On all sides, there seems to be agreement that investors want and need the brevity and clarity that the Summary Prospectus offers. And it is the investor who will lose if the long quest for a better approach to fund disclosure fails yet again.

Absent a compelling reason to conclude that quarterly updating is an indispensable feature of the Summary Prospectus, the SEC should move forward without it. Let’s get the Summary Prospectus into widespread use. Then, we can improve upon it if improvements are necessary.

Washington has a way of turning the best into the enemy of the good. Surely, we can – indeed, we must – resolve this in a way that is fundamentally good for the shareholders in our funds.

Let me add a personal note. I’ve been involved in this issue for 15 years. I strongly believe in the concept advanced by the SEC. Our shareholders have made it clear that this is what they want. I believe they have every right and reason to want it. Assuming a final rule addresses the practical issues successfully, I hope that firms around the industry will do everything possible to put the Summary Prospectus in the hands of our shareholders.

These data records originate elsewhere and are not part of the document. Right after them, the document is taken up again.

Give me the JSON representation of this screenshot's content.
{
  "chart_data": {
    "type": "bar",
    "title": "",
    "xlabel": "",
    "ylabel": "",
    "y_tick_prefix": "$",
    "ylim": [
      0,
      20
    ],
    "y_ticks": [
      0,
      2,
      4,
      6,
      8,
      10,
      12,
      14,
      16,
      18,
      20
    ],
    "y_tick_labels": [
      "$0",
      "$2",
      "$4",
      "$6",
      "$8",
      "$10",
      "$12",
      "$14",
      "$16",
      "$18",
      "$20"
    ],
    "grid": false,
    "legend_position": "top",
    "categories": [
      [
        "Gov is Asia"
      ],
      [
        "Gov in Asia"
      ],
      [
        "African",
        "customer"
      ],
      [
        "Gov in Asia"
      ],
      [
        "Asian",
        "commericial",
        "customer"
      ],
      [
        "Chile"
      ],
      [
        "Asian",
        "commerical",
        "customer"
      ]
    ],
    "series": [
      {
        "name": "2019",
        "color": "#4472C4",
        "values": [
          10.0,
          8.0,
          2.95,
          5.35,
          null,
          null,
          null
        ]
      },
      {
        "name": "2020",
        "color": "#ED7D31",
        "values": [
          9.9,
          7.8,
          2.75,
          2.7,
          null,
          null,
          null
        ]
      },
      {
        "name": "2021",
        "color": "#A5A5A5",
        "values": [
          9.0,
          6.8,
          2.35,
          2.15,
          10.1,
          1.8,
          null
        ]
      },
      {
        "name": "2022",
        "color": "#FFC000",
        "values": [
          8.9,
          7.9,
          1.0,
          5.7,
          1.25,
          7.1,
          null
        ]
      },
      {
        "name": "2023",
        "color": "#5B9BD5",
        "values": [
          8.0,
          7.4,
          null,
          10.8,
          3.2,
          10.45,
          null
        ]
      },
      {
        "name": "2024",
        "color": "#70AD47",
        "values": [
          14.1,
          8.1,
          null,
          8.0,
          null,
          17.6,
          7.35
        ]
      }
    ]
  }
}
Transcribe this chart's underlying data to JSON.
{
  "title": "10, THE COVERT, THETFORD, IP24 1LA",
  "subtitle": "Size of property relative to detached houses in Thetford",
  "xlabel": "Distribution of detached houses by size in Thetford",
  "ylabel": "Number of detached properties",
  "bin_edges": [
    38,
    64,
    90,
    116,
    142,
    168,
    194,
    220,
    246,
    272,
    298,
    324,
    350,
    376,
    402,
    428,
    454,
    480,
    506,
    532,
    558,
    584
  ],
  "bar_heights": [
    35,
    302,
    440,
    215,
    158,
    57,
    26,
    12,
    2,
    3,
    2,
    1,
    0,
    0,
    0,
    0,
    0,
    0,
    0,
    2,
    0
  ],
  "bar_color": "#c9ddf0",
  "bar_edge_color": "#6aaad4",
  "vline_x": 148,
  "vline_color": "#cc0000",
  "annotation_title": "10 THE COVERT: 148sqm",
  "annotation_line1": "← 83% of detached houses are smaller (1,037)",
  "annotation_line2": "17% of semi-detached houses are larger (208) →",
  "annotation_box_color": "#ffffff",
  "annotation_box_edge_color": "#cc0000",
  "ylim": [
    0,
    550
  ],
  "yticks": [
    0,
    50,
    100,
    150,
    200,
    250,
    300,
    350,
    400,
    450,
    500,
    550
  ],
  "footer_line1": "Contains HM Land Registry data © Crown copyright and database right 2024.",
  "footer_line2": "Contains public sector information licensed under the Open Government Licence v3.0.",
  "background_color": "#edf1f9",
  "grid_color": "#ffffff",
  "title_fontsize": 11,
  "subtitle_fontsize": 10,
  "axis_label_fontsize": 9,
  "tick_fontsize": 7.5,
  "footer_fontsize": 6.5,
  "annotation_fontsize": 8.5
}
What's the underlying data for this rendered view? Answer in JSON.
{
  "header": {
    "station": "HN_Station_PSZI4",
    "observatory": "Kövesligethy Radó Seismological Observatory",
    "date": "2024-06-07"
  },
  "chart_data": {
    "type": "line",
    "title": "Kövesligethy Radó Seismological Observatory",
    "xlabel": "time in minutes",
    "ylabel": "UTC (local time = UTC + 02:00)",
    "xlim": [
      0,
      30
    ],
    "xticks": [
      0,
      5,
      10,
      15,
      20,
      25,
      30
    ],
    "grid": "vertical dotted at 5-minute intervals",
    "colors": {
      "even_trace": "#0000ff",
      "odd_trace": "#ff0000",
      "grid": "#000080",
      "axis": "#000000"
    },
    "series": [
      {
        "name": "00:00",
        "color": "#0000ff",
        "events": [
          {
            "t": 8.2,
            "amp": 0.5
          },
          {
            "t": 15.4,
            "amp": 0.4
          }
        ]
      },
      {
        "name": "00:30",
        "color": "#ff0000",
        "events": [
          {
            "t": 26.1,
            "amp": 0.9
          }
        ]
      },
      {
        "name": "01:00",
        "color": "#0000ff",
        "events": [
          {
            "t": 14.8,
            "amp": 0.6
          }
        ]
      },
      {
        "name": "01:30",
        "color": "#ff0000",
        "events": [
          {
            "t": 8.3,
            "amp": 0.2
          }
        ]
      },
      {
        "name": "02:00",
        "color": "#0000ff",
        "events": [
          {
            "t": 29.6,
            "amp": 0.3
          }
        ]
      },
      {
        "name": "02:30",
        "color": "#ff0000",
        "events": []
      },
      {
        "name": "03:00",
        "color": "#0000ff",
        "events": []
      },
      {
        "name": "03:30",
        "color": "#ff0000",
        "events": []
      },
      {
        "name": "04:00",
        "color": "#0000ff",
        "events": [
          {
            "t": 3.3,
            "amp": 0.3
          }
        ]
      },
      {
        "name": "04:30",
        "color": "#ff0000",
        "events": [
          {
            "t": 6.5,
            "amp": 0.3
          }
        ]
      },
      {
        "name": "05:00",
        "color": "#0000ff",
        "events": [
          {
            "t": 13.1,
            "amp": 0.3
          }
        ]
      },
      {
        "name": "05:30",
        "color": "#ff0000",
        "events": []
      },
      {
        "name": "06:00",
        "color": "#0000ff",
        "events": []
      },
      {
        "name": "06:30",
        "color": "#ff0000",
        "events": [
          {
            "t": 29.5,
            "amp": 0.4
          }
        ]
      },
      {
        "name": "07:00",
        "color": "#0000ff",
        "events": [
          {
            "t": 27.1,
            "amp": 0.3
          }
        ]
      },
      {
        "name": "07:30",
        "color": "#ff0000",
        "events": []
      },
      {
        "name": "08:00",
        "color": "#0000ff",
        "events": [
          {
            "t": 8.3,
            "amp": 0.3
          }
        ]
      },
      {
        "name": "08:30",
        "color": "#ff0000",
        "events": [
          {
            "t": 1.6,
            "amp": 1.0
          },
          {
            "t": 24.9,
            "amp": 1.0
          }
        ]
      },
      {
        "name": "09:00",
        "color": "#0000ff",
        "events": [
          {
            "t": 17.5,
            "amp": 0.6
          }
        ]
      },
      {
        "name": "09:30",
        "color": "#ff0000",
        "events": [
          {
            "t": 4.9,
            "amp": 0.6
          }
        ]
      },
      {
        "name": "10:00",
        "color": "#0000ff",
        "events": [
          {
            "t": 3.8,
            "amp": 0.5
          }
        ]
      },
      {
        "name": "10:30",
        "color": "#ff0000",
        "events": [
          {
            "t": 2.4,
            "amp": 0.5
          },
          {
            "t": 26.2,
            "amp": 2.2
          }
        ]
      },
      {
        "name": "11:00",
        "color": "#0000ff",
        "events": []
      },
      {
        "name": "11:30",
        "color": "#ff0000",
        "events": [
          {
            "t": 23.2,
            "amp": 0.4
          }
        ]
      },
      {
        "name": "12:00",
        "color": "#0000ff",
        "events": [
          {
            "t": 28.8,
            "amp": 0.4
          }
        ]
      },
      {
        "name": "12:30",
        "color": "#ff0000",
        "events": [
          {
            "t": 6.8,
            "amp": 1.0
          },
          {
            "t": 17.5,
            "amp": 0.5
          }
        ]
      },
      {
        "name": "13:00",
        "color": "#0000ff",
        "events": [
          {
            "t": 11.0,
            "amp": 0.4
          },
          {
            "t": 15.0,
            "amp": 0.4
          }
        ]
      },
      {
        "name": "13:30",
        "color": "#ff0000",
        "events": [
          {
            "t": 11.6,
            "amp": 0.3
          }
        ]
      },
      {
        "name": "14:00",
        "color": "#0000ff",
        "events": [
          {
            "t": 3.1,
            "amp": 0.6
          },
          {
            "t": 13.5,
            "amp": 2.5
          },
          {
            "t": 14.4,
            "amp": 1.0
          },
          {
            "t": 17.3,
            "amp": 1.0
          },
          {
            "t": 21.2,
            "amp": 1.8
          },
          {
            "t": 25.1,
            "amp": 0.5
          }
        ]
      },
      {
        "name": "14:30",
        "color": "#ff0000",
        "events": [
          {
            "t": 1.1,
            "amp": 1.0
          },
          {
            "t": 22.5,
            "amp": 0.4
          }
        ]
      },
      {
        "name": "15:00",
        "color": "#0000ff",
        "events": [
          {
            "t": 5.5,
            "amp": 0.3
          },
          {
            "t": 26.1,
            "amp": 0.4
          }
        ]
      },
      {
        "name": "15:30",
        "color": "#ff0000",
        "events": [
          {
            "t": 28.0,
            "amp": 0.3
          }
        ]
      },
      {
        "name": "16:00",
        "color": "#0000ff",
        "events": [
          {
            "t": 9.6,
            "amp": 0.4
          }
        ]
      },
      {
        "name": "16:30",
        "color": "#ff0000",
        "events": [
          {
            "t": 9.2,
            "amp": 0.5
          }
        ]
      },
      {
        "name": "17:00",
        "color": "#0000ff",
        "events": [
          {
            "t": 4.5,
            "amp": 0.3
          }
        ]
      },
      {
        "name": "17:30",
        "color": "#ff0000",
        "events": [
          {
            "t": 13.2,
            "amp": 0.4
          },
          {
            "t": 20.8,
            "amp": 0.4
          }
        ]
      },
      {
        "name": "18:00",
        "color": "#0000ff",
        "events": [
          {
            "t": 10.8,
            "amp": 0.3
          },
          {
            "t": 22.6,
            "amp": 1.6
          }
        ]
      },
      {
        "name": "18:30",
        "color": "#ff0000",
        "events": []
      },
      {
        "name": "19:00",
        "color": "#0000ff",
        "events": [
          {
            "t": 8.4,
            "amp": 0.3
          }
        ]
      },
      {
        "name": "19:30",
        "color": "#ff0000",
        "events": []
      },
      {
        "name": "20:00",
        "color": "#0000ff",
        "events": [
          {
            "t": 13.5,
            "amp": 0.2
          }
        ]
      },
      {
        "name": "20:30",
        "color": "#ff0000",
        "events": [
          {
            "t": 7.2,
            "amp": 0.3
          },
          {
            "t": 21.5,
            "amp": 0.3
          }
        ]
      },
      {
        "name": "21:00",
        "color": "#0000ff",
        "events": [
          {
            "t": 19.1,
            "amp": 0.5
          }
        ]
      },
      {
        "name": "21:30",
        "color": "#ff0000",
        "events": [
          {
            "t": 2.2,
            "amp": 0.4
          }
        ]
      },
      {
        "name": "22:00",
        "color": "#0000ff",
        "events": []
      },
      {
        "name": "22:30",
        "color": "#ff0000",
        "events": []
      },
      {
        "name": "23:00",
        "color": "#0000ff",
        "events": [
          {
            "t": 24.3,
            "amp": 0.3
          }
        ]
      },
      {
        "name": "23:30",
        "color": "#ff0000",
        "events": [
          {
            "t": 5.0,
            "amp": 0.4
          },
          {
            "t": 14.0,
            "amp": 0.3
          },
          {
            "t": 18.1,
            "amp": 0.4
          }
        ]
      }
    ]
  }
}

You can hear and talk more about this during the session on Prospects for the Summary Prospectus, which starts at 10:45 this morning in Grand Canyon 7-13. And the new ICI investor survey I referred to is available for printing at the Internet kiosks outside this room, in the forthcoming CD of conference materials, and of course on our website, www.ICI.org.

It is now my pleasure to introduce our keynote speaker.

Paul Atkins has been an SEC Commissioner since 2002, a tumultuous and eventful era for the SEC and for our financial markets. Throughout this time, he has served investors and the American people with great vigor and effectiveness. His has been a strong and independent voice. While sometimes controversial, the policies he has urged and positions he has taken invariably have reflected his powerful intellect, strong principles, extensive experience, and diligent consideration. One can hardly ask more of any public servant.

We are grateful that Paul has taken such a serious interest in regulatory policies affecting registered investment companies. Like ICI, he also has emphasized the need for the SEC to perform rigorous empirical analysis of proposed rules, including their likely costs as well as benefits.

Ladies and gentlemen, please join me in welcoming Commissioner Paul S. Atkins.